The dividend capture strategy is quite simple to understand, but harder to pull off.
The idea is that you buy the shares in your target company immediately before the ex-dividend date and then sell them either on the ex-dividend date or shortly afterwards.
By buying shares before the ex-dividend date, your name is on the register at the record date and you will receive the dividend. Then, by quickly selling the shares you alleviate the risk of holding them long term.
That sounds like a perfect strategy for an income investor. But, of course, it’s not quite that simple.
In theory, when a stock trades ex-dividend its price will drop by an amount equivalent to the dividend.
That makes sense. If you buy a £10 share the day before it goes ex-dividend then you are entitled to a dividend of, for example, 40p.

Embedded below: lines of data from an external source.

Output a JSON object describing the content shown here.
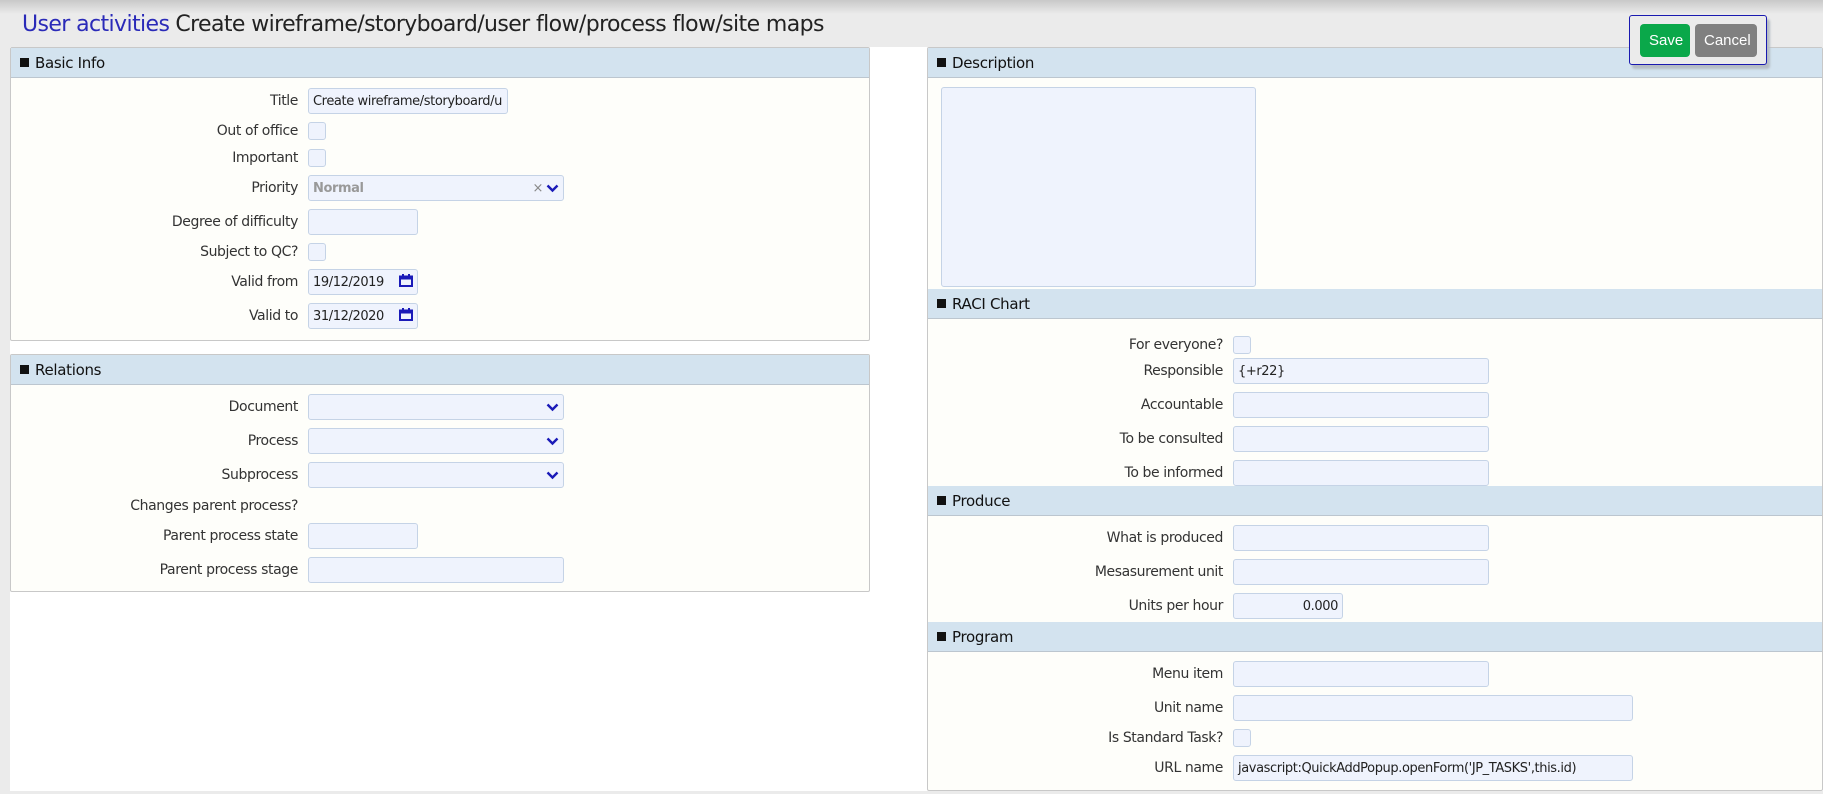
{
  "header": {
    "breadcrumb": "User activities",
    "title": "Create wireframe/storyboard/user flow/process flow/site maps"
  },
  "actions": {
    "save_label": "Save",
    "cancel_label": "Cancel"
  },
  "colors": {
    "save": "#0aa84a",
    "cancel": "#808080",
    "link": "#2a2ab8",
    "section_header": "#d3e3ef"
  },
  "basic_info": {
    "heading": "Basic Info",
    "title_label": "Title",
    "title_value": "Create wireframe/storyboard/u",
    "out_of_office_label": "Out of office",
    "important_label": "Important",
    "priority_label": "Priority",
    "priority_value": "Normal",
    "difficulty_label": "Degree of difficulty",
    "difficulty_value": "",
    "qc_label": "Subject to QC?",
    "valid_from_label": "Valid from",
    "valid_from_value": "19/12/2019",
    "valid_to_label": "Valid to",
    "valid_to_value": "31/12/2020"
  },
  "relations": {
    "heading": "Relations",
    "document_label": "Document",
    "process_label": "Process",
    "subprocess_label": "Subprocess",
    "changes_parent_label": "Changes parent process?",
    "parent_state_label": "Parent process state",
    "parent_stage_label": "Parent process stage"
  },
  "description": {
    "heading": "Description",
    "value": ""
  },
  "raci": {
    "heading": "RACI Chart",
    "everyone_label": "For everyone?",
    "responsible_label": "Responsible",
    "responsible_value": "{+r22}",
    "accountable_label": "Accountable",
    "consulted_label": "To be consulted",
    "informed_label": "To be informed"
  },
  "produce": {
    "heading": "Produce",
    "what_label": "What is produced",
    "unit_label": "Mesasurement unit",
    "uph_label": "Units per hour",
    "uph_value": "0.000"
  },
  "program": {
    "heading": "Program",
    "menu_label": "Menu item",
    "unit_name_label": "Unit name",
    "standard_label": "Is Standard Task?",
    "url_label": "URL name",
    "url_value": "javascript:QuickAddPopup.openForm('JP_TASKS',this.id)"
  }
}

However, if you bought the same share the next day, it will have gone ex-dividend, and — in theory — its share price will have dropped by 40p to £9.60.

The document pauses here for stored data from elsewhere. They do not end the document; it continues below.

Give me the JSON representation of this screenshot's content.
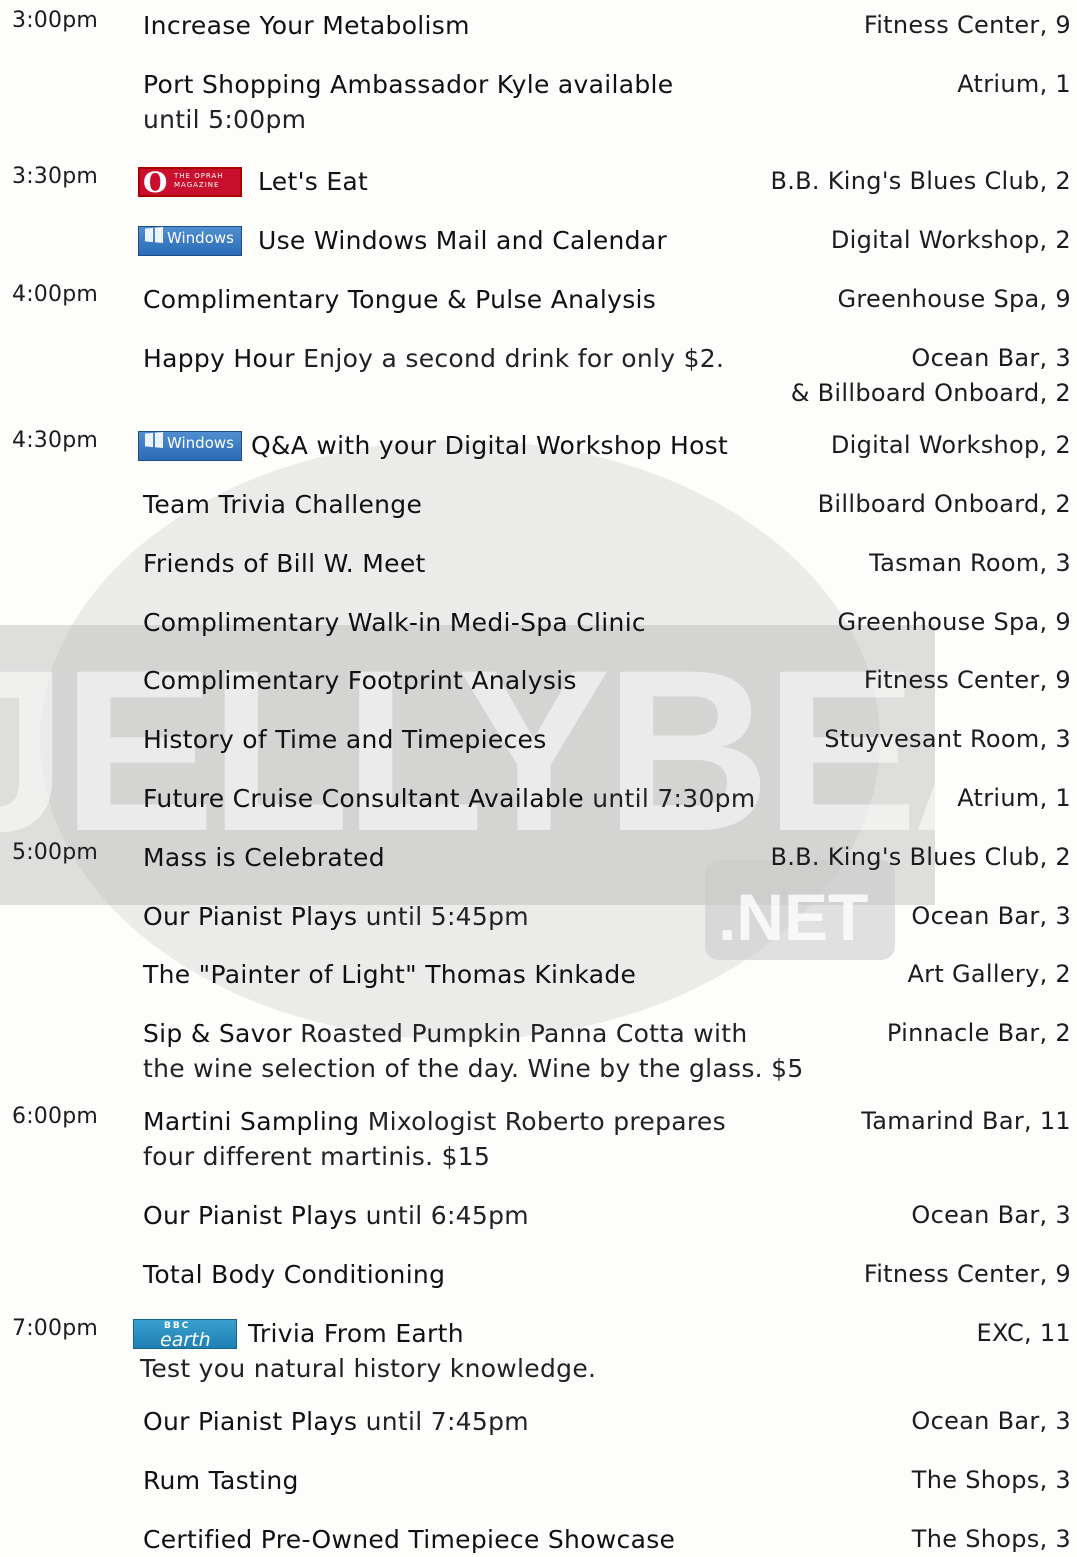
{
  "watermark": {
    "text": "JELLYBEANS",
    "suffix": ".NET"
  },
  "rows": [
    {
      "time": "3:00pm",
      "title": "Increase Your Metabolism",
      "desc": "",
      "desc2": "",
      "loc": "Fitness Center, 9",
      "loc2": ""
    },
    {
      "time": "",
      "title": "Port Shopping Ambassador Kyle available",
      "desc": "",
      "desc2": "until 5:00pm",
      "loc": "Atrium, 1",
      "loc2": ""
    },
    {
      "time": "3:30pm",
      "icon": "oprah",
      "title": "Let's Eat",
      "desc": "",
      "desc2": "",
      "loc": "B.B. King's Blues Club, 2",
      "loc2": ""
    },
    {
      "time": "",
      "icon": "windows",
      "title": "Use Windows Mail and Calendar",
      "desc": "",
      "desc2": "",
      "loc": "Digital Workshop, 2",
      "loc2": ""
    },
    {
      "time": "4:00pm",
      "title": "Complimentary Tongue & Pulse Analysis",
      "desc": "",
      "desc2": "",
      "loc": "Greenhouse Spa, 9",
      "loc2": ""
    },
    {
      "time": "",
      "title": "Happy Hour",
      "desc": "Enjoy a second drink for only $2.",
      "desc2": "",
      "loc": "Ocean Bar, 3",
      "loc2": "&  Billboard Onboard, 2"
    },
    {
      "time": "4:30pm",
      "icon": "windows",
      "title": "Q&A with your Digital Workshop Host",
      "desc": "",
      "desc2": "",
      "loc": "Digital Workshop, 2",
      "loc2": ""
    },
    {
      "time": "",
      "title": "Team Trivia Challenge",
      "desc": "",
      "desc2": "",
      "loc": "Billboard Onboard, 2",
      "loc2": ""
    },
    {
      "time": "",
      "title": "Friends of Bill W. Meet",
      "desc": "",
      "desc2": "",
      "loc": "Tasman Room, 3",
      "loc2": ""
    },
    {
      "time": "",
      "title": "Complimentary Walk-in Medi-Spa Clinic",
      "desc": "",
      "desc2": "",
      "loc": "Greenhouse Spa, 9",
      "loc2": ""
    },
    {
      "time": "",
      "title": "Complimentary Footprint Analysis",
      "desc": "",
      "desc2": "",
      "loc": "Fitness Center, 9",
      "loc2": ""
    },
    {
      "time": "",
      "title": "History of Time and Timepieces",
      "desc": "",
      "desc2": "",
      "loc": "Stuyvesant Room, 3",
      "loc2": ""
    },
    {
      "time": "",
      "title": "Future Cruise Consultant Available",
      "desc": "until 7:30pm",
      "desc2": "",
      "loc": "Atrium, 1",
      "loc2": ""
    },
    {
      "time": "5:00pm",
      "title": "Mass is Celebrated",
      "desc": "",
      "desc2": "",
      "loc": "B.B. King's Blues Club, 2",
      "loc2": ""
    },
    {
      "time": "",
      "title": "Our Pianist Plays",
      "desc": "until 5:45pm",
      "desc2": "",
      "loc": "Ocean Bar, 3",
      "loc2": ""
    },
    {
      "time": "",
      "title": "The \"Painter of Light\" Thomas Kinkade",
      "desc": "",
      "desc2": "",
      "loc": "Art Gallery, 2",
      "loc2": ""
    },
    {
      "time": "",
      "title": "Sip & Savor",
      "desc": "Roasted Pumpkin Panna Cotta with",
      "desc2": "the wine selection of the day. Wine by the glass. $5",
      "loc": "Pinnacle Bar, 2",
      "loc2": ""
    },
    {
      "time": "6:00pm",
      "title": "Martini Sampling",
      "desc": "Mixologist Roberto prepares",
      "desc2": "four different martinis. $15",
      "loc": "Tamarind Bar, 11",
      "loc2": ""
    },
    {
      "time": "",
      "title": "Our Pianist Plays",
      "desc": "until 6:45pm",
      "desc2": "",
      "loc": "Ocean Bar, 3",
      "loc2": ""
    },
    {
      "time": "",
      "title": "Total Body Conditioning",
      "desc": "",
      "desc2": "",
      "loc": "Fitness Center, 9",
      "loc2": ""
    },
    {
      "time": "7:00pm",
      "icon": "bbc-earth",
      "title": "Trivia From Earth",
      "desc": "",
      "desc2": "Test you natural history knowledge.",
      "loc": "EXC, 11",
      "loc2": ""
    },
    {
      "time": "",
      "title": "Our Pianist Plays",
      "desc": "until 7:45pm",
      "desc2": "",
      "loc": "Ocean Bar, 3",
      "loc2": ""
    },
    {
      "time": "",
      "title": "Rum Tasting",
      "desc": "",
      "desc2": "",
      "loc": "The Shops, 3",
      "loc2": ""
    },
    {
      "time": "",
      "title": "Certified Pre-Owned Timepiece Showcase",
      "desc": "",
      "desc2": "",
      "loc": "The Shops, 3",
      "loc2": ""
    }
  ],
  "logos": {
    "oprah_letter": "O",
    "oprah_text": "THE OPRAH MAGAZINE",
    "windows_text": "Windows",
    "bbc_text": "BBC",
    "earth_text": "earth"
  }
}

That would ensure that the price you paid was the same as if you had bought it the previous day and received the dividend.
However, in practice, this exact movement in the share price seldom occurs and that is why this strategy can work.
Proponents of dividend capture anticipate that the stock will not fall as far as expected. Or, that it will often bounce back to its prior level within a few days.
So, for example, if the shares open at £9.80 on the ex-dividend date, you could immediately sell them and take a 20p loss. But, that loss is less than the 40p you have made on the dividend you captured and so you are up 20p overall. Job done.
By repeatedly targeting shares that are about to go ex-dividend you can collect a continuous stream of dividends without ever holding onto the shares for more than a few days.
It’s a nice idea in theory but far harder to pull off in reality. As well as the costs involved there are no guarantees that the shares will play ball and their price could well move much lower than the dividend amount.
So, on balance, if you find a good dividend yielding stock trading at a good price then its probably better to simply buy it for the long run, or of course, use it as the basis for the FIRE Revolution strategy.